CREATE TABLE stockprice (
     stockdate date not null,
     stockopen decimal(6,2),
     stockhigh decimal(6,2),
     stocklow decimal(6,2),
     stockclose decimal(6,2),
     stockvolume integer,
     stockadjclose decimal(6,2)
     );

Table 'stockprice' created

Execution time: 0.15s

desc stockprice
COLUMN_NAME	DATA_TYPE	PK	NULLABLE	DEFAULT	AUTOINCREMENT	REMARKS	POSITION
stockdate	date	NO	YES		NO		1
stockopen	numeric(6,2)	NO	YES		NO		2
stockhigh	numeric(6,2)	NO	YES		NO		3
stocklow	numeric(6,2)	NO	YES		NO		4
stockclose	numeric(6,2)	NO	YES		NO		5
stockvolume	integer	NO	YES		NO		6
stockadjclose	numeric(6,2)	NO	YES		NO		7

To load the data into stockprice table, we had to use copy command with the S3 source file (it could also be an Amazon DynamoDB source).

copy stockprice from 's3://stockprices/amzn.csv' CREDENTIALS 'aws_access_key_id=XXXXXXX;aws_secret_access_key=XXXXXXX' delimiter ',';

If there is any error during the load operation, it can be verified by running a select statement on the stl_load_errors table. (e.g. incorrect data format).

And then we can run our SQL statements to analyse the data.

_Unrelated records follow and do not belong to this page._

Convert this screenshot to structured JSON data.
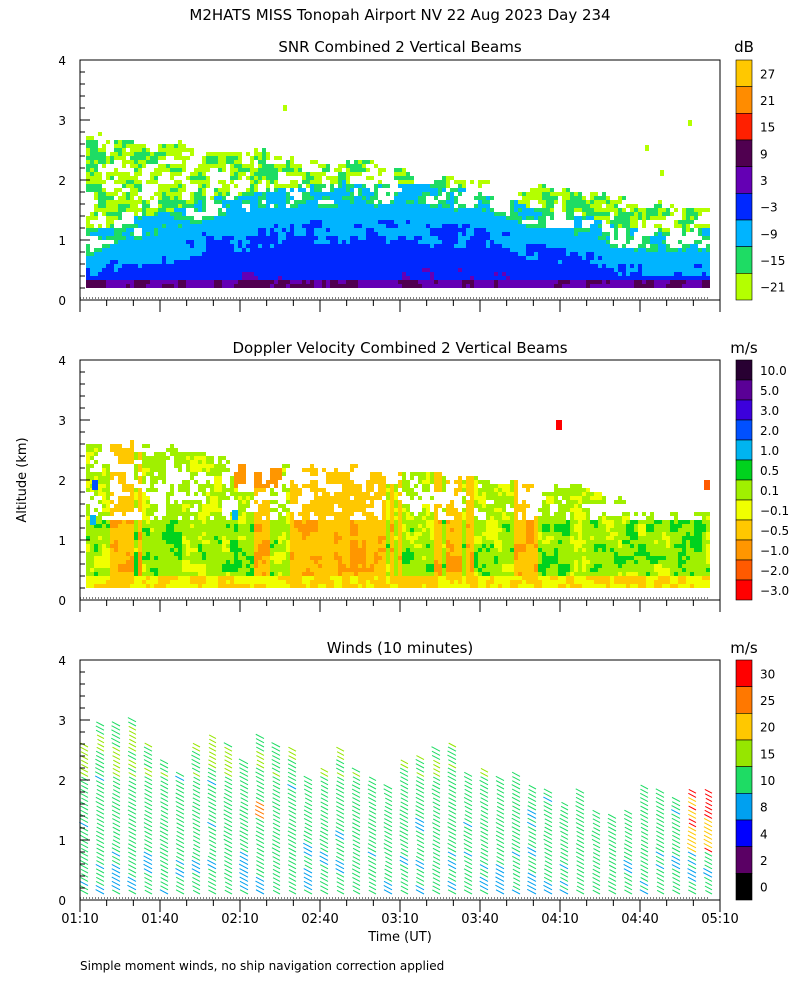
{
  "header": {
    "title": "M2HATS MISS Tonopah Airport NV  22 Aug 2023 Day 234",
    "footnote": "Simple moment winds, no ship navigation correction applied"
  },
  "chart_data": [
    {
      "type": "heatmap",
      "title": "SNR Combined 2 Vertical Beams",
      "ylabel": "",
      "ylim": [
        0,
        4
      ],
      "yticks": [
        "0",
        "1",
        "2",
        "3",
        "4"
      ],
      "colorbar": {
        "unit": "dB",
        "labels": [
          "27",
          "21",
          "15",
          "9",
          "3",
          "−3",
          "−9",
          "−15",
          "−21"
        ],
        "colors": [
          "#ffc800",
          "#ff8c00",
          "#ff2000",
          "#500050",
          "#6400b4",
          "#0028ff",
          "#00b4ff",
          "#1edc64",
          "#b4ff00"
        ]
      }
    },
    {
      "type": "heatmap",
      "title": "Doppler Velocity Combined 2 Vertical Beams",
      "ylabel": "Altitude (km)",
      "ylim": [
        0,
        4
      ],
      "yticks": [
        "0",
        "1",
        "2",
        "3",
        "4"
      ],
      "colorbar": {
        "unit": "m/s",
        "labels": [
          "10.0",
          "5.0",
          "3.0",
          "2.0",
          "1.0",
          "0.5",
          "0.1",
          "−0.1",
          "−0.5",
          "−1.0",
          "−2.0",
          "−3.0"
        ],
        "colors": [
          "#280032",
          "#5a0096",
          "#3c00dc",
          "#0050ff",
          "#00b4f0",
          "#00d21e",
          "#a0f000",
          "#f0ff00",
          "#ffc800",
          "#ff9600",
          "#ff5a00",
          "#ff0000"
        ]
      }
    },
    {
      "type": "wind_barbs",
      "title": "Winds (10 minutes)",
      "xlabel": "Time (UT)",
      "ylim": [
        0,
        4
      ],
      "yticks": [
        "0",
        "1",
        "2",
        "3",
        "4"
      ],
      "xticks": [
        "01:10",
        "01:40",
        "02:10",
        "02:40",
        "03:10",
        "03:40",
        "04:10",
        "04:40",
        "05:10"
      ],
      "colorbar": {
        "unit": "m/s",
        "labels": [
          "30",
          "25",
          "20",
          "15",
          "10",
          "8",
          "4",
          "2",
          "0"
        ],
        "colors": [
          "#ff0000",
          "#ff7800",
          "#ffc800",
          "#96e600",
          "#1edc64",
          "#00a0f0",
          "#0000ff",
          "#5a0064",
          "#000000"
        ]
      },
      "profile_times": [
        "01:13",
        "01:19",
        "01:25",
        "01:31",
        "01:37",
        "01:43",
        "01:49",
        "01:55",
        "02:01",
        "02:07",
        "02:13",
        "02:19",
        "02:25",
        "02:31",
        "02:37",
        "02:43",
        "02:49",
        "02:55",
        "03:01",
        "03:07",
        "03:13",
        "03:19",
        "03:25",
        "03:31",
        "03:37",
        "03:43",
        "03:49",
        "03:55",
        "04:01",
        "04:07",
        "04:13",
        "04:19",
        "04:25",
        "04:31",
        "04:37",
        "04:43",
        "04:49",
        "04:55",
        "05:01",
        "05:07"
      ],
      "profile_top_km": [
        2.6,
        2.9,
        2.9,
        3.0,
        2.6,
        2.3,
        2.1,
        2.6,
        2.7,
        2.6,
        2.3,
        2.7,
        2.6,
        2.5,
        2.0,
        2.2,
        2.5,
        2.2,
        2.0,
        1.9,
        2.3,
        2.4,
        2.5,
        2.6,
        2.1,
        2.2,
        2.0,
        2.1,
        1.9,
        1.8,
        1.6,
        1.8,
        1.5,
        1.4,
        1.5,
        1.9,
        1.8,
        1.7,
        1.8,
        1.8
      ]
    }
  ]
}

select * from stockprice order by stockadjclose desc limit 100;

stockdate	stockopen	stockhigh	stocklow	stockclose	stockvolume	stockadjclose
2013-01-25	275.00	284.72	274.40	283.99	4968100	283.99
2013-01-28	283.78	284.48	274.40	276.04	4321400	276.04
2013-03-05	274.00	276.68	269.99	275.59	3686200	275.59
2013-03-13	275.24	276.50	272.64	275.10	1884200	275.10
2013-03-08	275.00	275.44	271.50	274.19	1879800	274.19
2013-03-12	271.00	277.40	270.36	274.13	3246200	274.13
2013-03-07	274.10	274.80	271.85	273.88	1939000	273.88
2013-03-06	275.76	276.49	271.83	273.79	2050700	273.79
2013-01-24	269.37	276.65	269.37	273.46	3417000	273.46
2013-03-04	265.36	273.30	264.14	273.11	3453000	273.11
2013-01-30	283.00	284.20	267.11	272.76	13075400	272.76
2013-01-14	268.00	274.26	267.54	272.73	4275000	272.73
2013-01-18	270.83	274.50	269.60	272.12	2942000	272.12
2013-01-15	270.68	272.73	269.30	271.90	2326900	271.90
2013-03-11	273.43	273.99	270.40	271.24	1904900	271.24

AWS console supports various management functions of the cluster, we can reboot the cluster, we can modify parameters, we can resize it by defining different node type (XL->8XL) or decreasing/increasing the number of nodes. We can also delete the cluster via AWS console.
AWS-Redshift11

Conclusion

Amazon Web Services Redshift is another big step to make cloud services available for enterprise computing. It offers a data warehouse capability with minimal effort to start up and scale as operations demand. It is a great complement to other database services such as DynamoDB for NoSQL requirements and RDS for relational database services.